Rookie Ald. Michael Scott Jr. (24th) is a former Park District supervisor who spent four years at Douglas Park. His residents use Douglas Park. Scott joined Cardenas in demanding a “bond or deposit” so there are “fail-safes” in place to protect his constituents.

“There’s going to be some turbulence. There’s going to be some issues. But I want to make sure those are mitigated [by] a conversation with the community,” Scott said.

“I want to make them sit down with the community and tell them what’s going on and give them assurances that the things that happened in Humboldt Park will not happen in Douglas Park.”

Scott said Riot Fest “can be a good thing” for Douglas Park, provided festival organizers get feedback from area residents, possibly by holding a town hall meeting.
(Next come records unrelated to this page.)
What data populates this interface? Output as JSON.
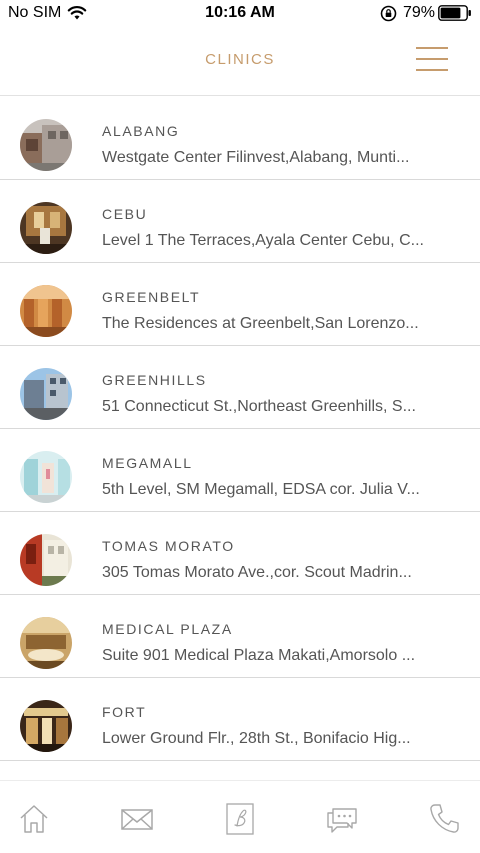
{
  "status_bar": {
    "carrier": "No SIM",
    "time": "10:16 AM",
    "battery_percent": "79%",
    "battery_level": 0.79
  },
  "header": {
    "title": "CLINICS",
    "menu_icon": "hamburger-menu-icon"
  },
  "clinics": [
    {
      "name": "ALABANG",
      "address": "Westgate Center Filinvest,Alabang, Munti..."
    },
    {
      "name": "CEBU",
      "address": "Level 1 The Terraces,Ayala Center Cebu, C..."
    },
    {
      "name": "GREENBELT",
      "address": "The Residences at Greenbelt,San Lorenzo..."
    },
    {
      "name": "GREENHILLS",
      "address": "51 Connecticut St.,Northeast Greenhills, S..."
    },
    {
      "name": "MEGAMALL",
      "address": "5th Level, SM Megamall, EDSA cor. Julia V..."
    },
    {
      "name": "TOMAS MORATO",
      "address": "305 Tomas Morato Ave.,cor. Scout Madrin..."
    },
    {
      "name": "MEDICAL PLAZA",
      "address": "Suite 901 Medical Plaza Makati,Amorsolo ..."
    },
    {
      "name": "FORT",
      "address": "Lower Ground Flr., 28th St., Bonifacio Hig..."
    }
  ],
  "tab_bar": {
    "tabs": [
      {
        "icon": "home-icon"
      },
      {
        "icon": "mail-icon"
      },
      {
        "icon": "brand-logo-icon"
      },
      {
        "icon": "chat-icon"
      },
      {
        "icon": "phone-icon"
      }
    ]
  },
  "colors": {
    "accent": "#c69c6d",
    "text": "#555555",
    "divider": "#d9d9d9",
    "icon": "#a8a8a8"
  }
}
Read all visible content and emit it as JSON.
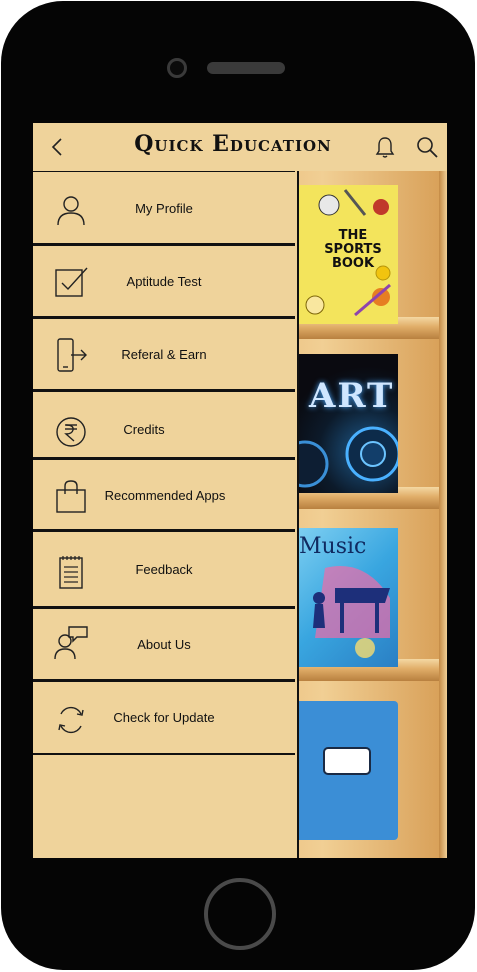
{
  "header": {
    "title": "Quick Education"
  },
  "drawer": {
    "items": [
      {
        "label": "My Profile",
        "icon": "user-icon"
      },
      {
        "label": "Aptitude Test",
        "icon": "checkbox-icon"
      },
      {
        "label": "Referal & Earn",
        "icon": "phone-share-icon"
      },
      {
        "label": "Credits",
        "icon": "rupee-icon"
      },
      {
        "label": "Recommended Apps",
        "icon": "shopping-bag-icon"
      },
      {
        "label": "Feedback",
        "icon": "notepad-icon"
      },
      {
        "label": "About Us",
        "icon": "chat-user-icon"
      },
      {
        "label": "Check for Update",
        "icon": "refresh-icon"
      }
    ]
  },
  "books": [
    {
      "title": "THE SPORTS BOOK"
    },
    {
      "title": "ART"
    },
    {
      "title": "Music"
    },
    {
      "title": ""
    }
  ],
  "colors": {
    "drawer_bg": "#efd39b",
    "shelf_wood": "#e6c07f",
    "phone_body": "#050505"
  }
}
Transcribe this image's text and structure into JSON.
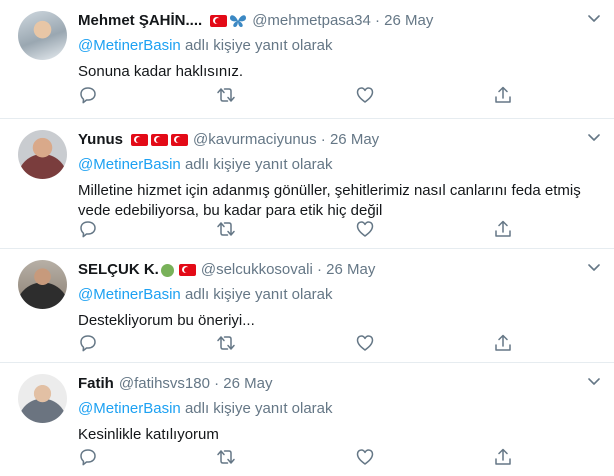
{
  "reply_prefix_suffix": "adlı kişiye yanıt olarak",
  "tweets": [
    {
      "name": "Mehmet ŞAHİN....",
      "handle": "@mehmetpasa34",
      "date": "26 May",
      "mention": "@MetinerBasin",
      "text": "Sonuna kadar haklısınız."
    },
    {
      "name": "Yunus",
      "handle": "@kavurmaciyunus",
      "date": "26 May",
      "mention": "@MetinerBasin",
      "text": "Milletine hizmet için adanmış gönüller, şehitlerimiz nasıl canlarını feda etmiş vede edebiliyorsa, bu kadar para etik hiç değil"
    },
    {
      "name": "SELÇUK K.",
      "handle": "@selcukkosovali",
      "date": "26 May",
      "mention": "@MetinerBasin",
      "text": "Destekliyorum bu öneriyi..."
    },
    {
      "name": "Fatih",
      "handle": "@fatihsvs180",
      "date": "26 May",
      "mention": "@MetinerBasin",
      "text": "Kesinlikle katılıyorum"
    }
  ],
  "colors": {
    "accent": "#1da1f2",
    "muted": "#657786",
    "text": "#14171a",
    "divider": "#e6ecf0"
  },
  "icons": [
    "reply-icon",
    "retweet-icon",
    "like-icon",
    "share-icon",
    "caret-down-icon",
    "turkey-flag-icon",
    "butterfly-icon",
    "green-circle-icon"
  ]
}
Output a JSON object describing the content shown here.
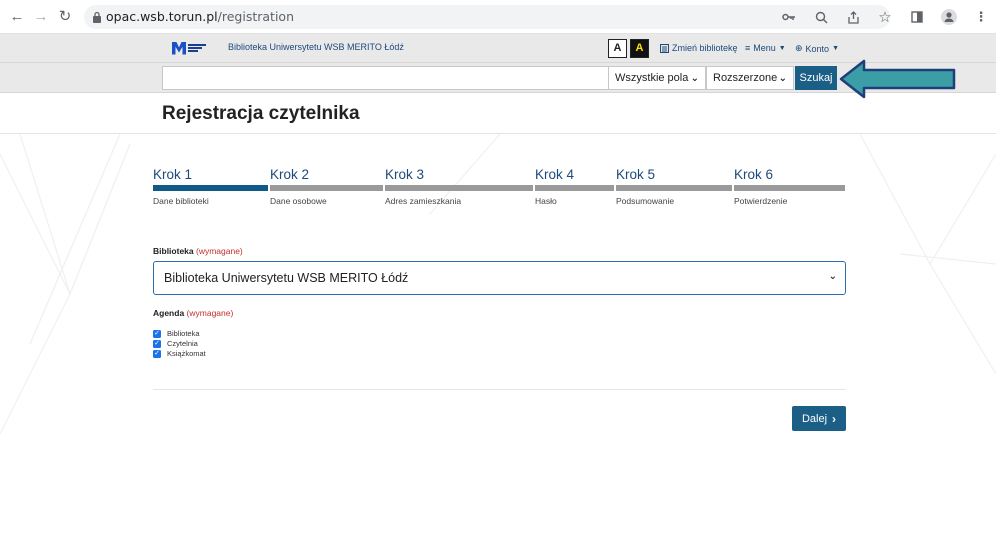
{
  "browser": {
    "url_host": "opac.wsb.torun.pl",
    "url_path": "/registration"
  },
  "header": {
    "library_name": "Biblioteka Uniwersytetu WSB MERITO Łódź",
    "contrast_normal": "A",
    "contrast_high": "A",
    "change_library": "Zmień bibliotekę",
    "menu": "Menu",
    "account": "Konto"
  },
  "search": {
    "input_value": "",
    "field_select": "Wszystkie pola",
    "mode_select": "Rozszerzone",
    "button": "Szukaj"
  },
  "page": {
    "title": "Rejestracja czytelnika"
  },
  "steps": [
    {
      "title": "Krok 1",
      "subtitle": "Dane biblioteki",
      "active": true
    },
    {
      "title": "Krok 2",
      "subtitle": "Dane osobowe",
      "active": false
    },
    {
      "title": "Krok 3",
      "subtitle": "Adres zamieszkania",
      "active": false
    },
    {
      "title": "Krok 4",
      "subtitle": "Hasło",
      "active": false
    },
    {
      "title": "Krok 5",
      "subtitle": "Podsumowanie",
      "active": false
    },
    {
      "title": "Krok 6",
      "subtitle": "Potwierdzenie",
      "active": false
    }
  ],
  "form": {
    "library_label": "Biblioteka",
    "required_text": "(wymagane)",
    "library_value": "Biblioteka Uniwersytetu WSB MERITO Łódź",
    "agenda_label": "Agenda",
    "agenda_items": [
      {
        "label": "Biblioteka",
        "checked": true
      },
      {
        "label": "Czytelnia",
        "checked": true
      },
      {
        "label": "Książkomat",
        "checked": true
      }
    ],
    "next_button": "Dalej"
  },
  "colors": {
    "accent": "#1b5e86",
    "link": "#1c4a7a",
    "required": "#c0302d",
    "arrow_fill": "#3b9ea6",
    "arrow_stroke": "#1f3f7a"
  }
}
“We learned from the last election that people are not happy when they’re not giving their input. That’s what my constituents told me when I knocked on their doors. I want to make sure they are a part of this process,” Scott said.

“I want them to engage the community. I’ve been getting Facebook messages. I’ve been getting telephone calls all this morning. I know there are a group of concerned citizens.”

Maldonado is thrilled to be washing his hands of the Riot Fest headache.

“This is what the majority of residents of the 26th [Ward] wanted. Riot Fest outgrew Humboldt Park and there is another location….that is more fitting for their capacity and for the level of usage,” Maldonado said.

Last month, Maldonado pushed to evict Riot Fest from Humboldt Park, saying $150,000 in damage caused by heavy rains and large crowds at last year’s festival had not yet been repaired.

Riot Fest countered by releasing before and after photos to undercut the local alderman’s claim and prove that $152,000 in repairs had been made to Humboldt Park.

Riot Fest founder Michael Petryshyn agreed with Maldonado that “some areas needed additional maintenance” and that the work was continuing. But he blamed the aldermen for demanding that festival organizers “change the footprint” for the 2014 fest “to encompass low-lying parts of the park that we neither wanted, planned or needed.”

“Unfortunately, that decision alone caused the displacement of the baseball leagues and park users on the entire east end and ultimately was the main culprit in the grounds being damaged during the rain,” Petryshyn said then.